Tous ces revenus n’existaient pas avant la construction de l’amphithéâtre ; ils sont arrivés avec son existence.

Par ailleurs, lorsque l’exploitation du lieu deviendra profitable, la Ville encaissera les millions de dollars additionnels en revenus de loyer, des revenus sur encore plus de billets vendus et sur les profits nets, en plus du rendement continu sur la somme de 33 millions payée au début.

Tous ces revenus dépasseront aisément les taxes qui devraient être payées par n’importe quelle organisation privée dans notre ville.

Et toujours des milliers de spectateurs de l’extérieur continueront de laisser des millions de dollars dans notre économie.

On appelle cela de la perspective, du développement économique, monsieur Lessard, investir dans l’avenir et l’économie de notre communauté.

Pour résumer, en ce qui concerne l’argent versé par Québecor à la Ville depuis cinq ans, il s’agit d’un total brut de 39,6 millions. On parle ici d’une opération qui a vécu un démarrage et une pandémie au surplus.

Au total, je défie quiconque de trouver au pays une entente aussi profitable envers les contribuables locaux pour la gestion d’un amphithéâtre de cette envergure appartenant à leur ville.

Réponses à quelques questions

Pourquoi Québecor ?

Parce que nous voulions avoir un gestionnaire privé, car nous ne sommes pas des promoteurs de spectacles, et parce qu’ils ont fait la meilleure offre. Basique !

Pourquoi le privé n’a-t-il pas contribué ?

Parce que sans club de sport professionnel, le coût de construction d’un tel amphithéâtre ne peut pas être rentable à Québec.

Alors pourquoi la Ville a-t-elle investi de ses fonds publics pour le construire ?

Parce que nous sommes une ville moderne et que ses habitants veulent aussi avoir accès, entre autres, aux grands spectacles internationaux. Pour nous, cela fait partie de notre qualité de vie et de notre attraction comme cela sera le cas pour le futur tramway. Un investissement public, ça existe justement pour ça ! Comme cela a été fait jadis pour le Palais Montcalm, les musées, l’Anneau de glace, Le Diamant, la Maison de la littérature, etc.

Avez-vous endetté la Ville pour longtemps ?

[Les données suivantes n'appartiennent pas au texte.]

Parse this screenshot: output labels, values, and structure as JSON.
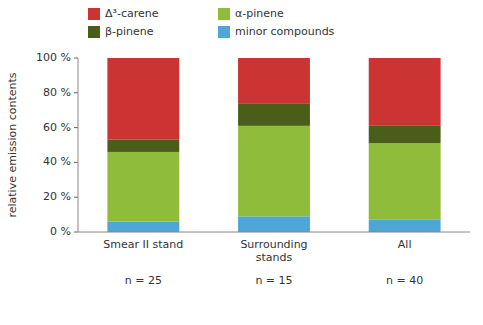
{
  "chart_data": {
    "type": "bar",
    "stacked": true,
    "categories": [
      "Smear II stand",
      "Surrounding\nstands",
      "All"
    ],
    "series": [
      {
        "name": "minor compounds",
        "color": "#4da6d6",
        "values": [
          6,
          9,
          7
        ]
      },
      {
        "name": "α-pinene",
        "color": "#8fbc3b",
        "values": [
          40,
          52,
          44
        ]
      },
      {
        "name": "β-pinene",
        "color": "#4a5e1a",
        "values": [
          7,
          13,
          10
        ]
      },
      {
        "name": "Δ³-carene",
        "color": "#cc3333",
        "values": [
          47,
          26,
          39
        ]
      }
    ],
    "y_label": "relative emission contents",
    "ylim": [
      0,
      100
    ],
    "yticks": [
      {
        "value": 0,
        "label": "0 %"
      },
      {
        "value": 20,
        "label": "20 %"
      },
      {
        "value": 40,
        "label": "40 %"
      },
      {
        "value": 60,
        "label": "60 %"
      },
      {
        "value": 80,
        "label": "80 %"
      },
      {
        "value": 100,
        "label": "100 %"
      }
    ],
    "annotations": [
      "n = 25",
      "n = 15",
      "n = 40"
    ],
    "legend": "upper left",
    "grid": false
  }
}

Parmi les grandes villes les plus endettées au Québec il y a une dizaine d’années, Québec fait maintenant partie de celles qui sont le moins endettées. Québec rembourse même sa dette accumulée depuis quelques années.

Pour ceux atteints d’apoplexie juste à l’idée de penser à l’amphithéâtre de Québec, rappelez-vous comment l’incroyable saga du Stade olympique nous a collectivement ruinés, et pourquoi la Caisse de dépôt et placement du Québec a investi pour que George Gillett puisse racheter le Canadien de Montréal dont personne ne voulait en 2001 !

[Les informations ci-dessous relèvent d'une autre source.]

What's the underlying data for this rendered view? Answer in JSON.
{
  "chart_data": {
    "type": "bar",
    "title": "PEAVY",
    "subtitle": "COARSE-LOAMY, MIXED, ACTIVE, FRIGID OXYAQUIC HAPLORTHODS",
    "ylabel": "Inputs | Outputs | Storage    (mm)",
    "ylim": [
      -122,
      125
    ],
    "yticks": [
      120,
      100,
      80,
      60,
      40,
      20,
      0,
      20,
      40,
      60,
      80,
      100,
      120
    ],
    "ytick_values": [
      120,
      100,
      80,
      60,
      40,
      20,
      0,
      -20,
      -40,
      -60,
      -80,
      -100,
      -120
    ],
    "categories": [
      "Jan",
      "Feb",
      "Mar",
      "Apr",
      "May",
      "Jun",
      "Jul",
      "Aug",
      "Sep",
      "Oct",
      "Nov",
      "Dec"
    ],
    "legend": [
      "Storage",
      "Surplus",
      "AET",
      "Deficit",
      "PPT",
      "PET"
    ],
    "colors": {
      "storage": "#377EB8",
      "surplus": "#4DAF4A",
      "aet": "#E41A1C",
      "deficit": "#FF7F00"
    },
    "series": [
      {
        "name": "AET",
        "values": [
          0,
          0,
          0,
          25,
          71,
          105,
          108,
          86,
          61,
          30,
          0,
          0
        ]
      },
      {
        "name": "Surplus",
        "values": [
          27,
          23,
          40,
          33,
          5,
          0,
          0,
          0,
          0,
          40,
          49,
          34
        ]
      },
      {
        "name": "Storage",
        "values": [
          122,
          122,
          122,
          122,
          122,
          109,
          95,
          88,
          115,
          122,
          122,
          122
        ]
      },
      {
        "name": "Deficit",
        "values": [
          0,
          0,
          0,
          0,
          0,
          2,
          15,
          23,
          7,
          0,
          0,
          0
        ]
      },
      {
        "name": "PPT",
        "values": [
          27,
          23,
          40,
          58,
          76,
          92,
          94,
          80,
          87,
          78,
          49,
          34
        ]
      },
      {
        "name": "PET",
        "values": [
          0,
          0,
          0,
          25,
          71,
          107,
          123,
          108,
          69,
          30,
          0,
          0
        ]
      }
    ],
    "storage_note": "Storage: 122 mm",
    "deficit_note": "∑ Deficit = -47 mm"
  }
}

J’ai toujours été d’accord avec un projet comme celui de la Maison symphonique pour une métropole comme Montréal. Mais je crois qu’on a aussi le droit d’assister au show de James Hetfield et sa tribu au Centre Vidéotron, sur des sièges qui ont coûté mauditement moins cher que ceux de la Maison symphonique de Montréal !

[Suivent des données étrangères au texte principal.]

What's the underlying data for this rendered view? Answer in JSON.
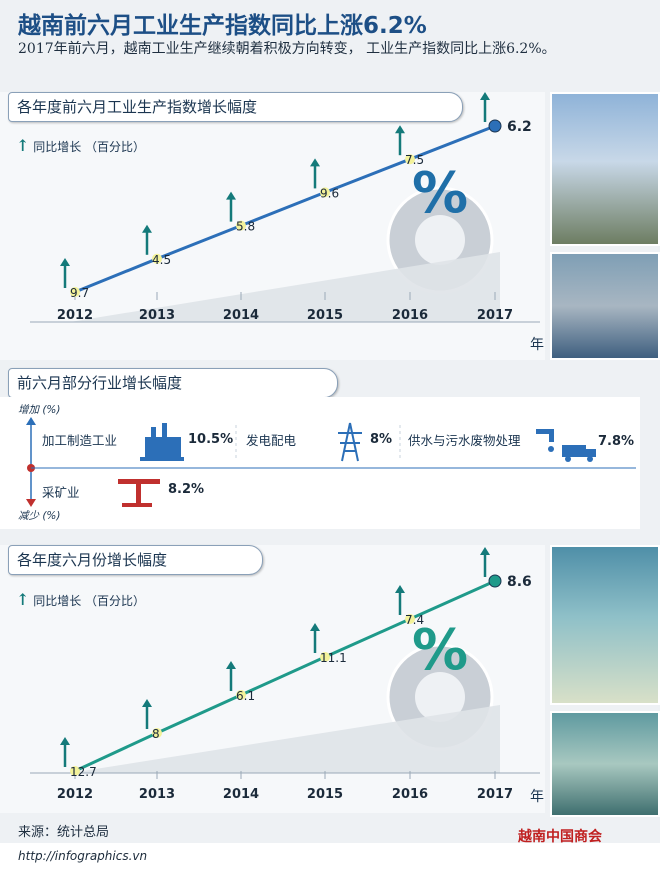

Tout cela pour dire : cessez de vous étouffer avec l’investissement public dans le Centre Vidéotron quand vous n’en connaissez pas la mécanique financière, et continuez à vous concentrer sur la politique provinciale où vous avez eu beaucoup de succès, cher monsieur Lessard !

Des faits têtus

La rivalité Québec-Montréal a toujours fait recette. Soufflant sur les braises de la division, vous ajoutez le clivage entre culture populaire et élitiste, selon vous. Une aubaine. Comparer, au prorata des sièges, le coût des édifices fait sourire. Les faits sont têtus ; l’amphithéâtre devait accueillir une équipe de la LNH. Il n’y en a pas. En attendant, les contribuables de Québec ont payé 2,5 millions de dollars pour le déficit 2019, avant même la pandémie.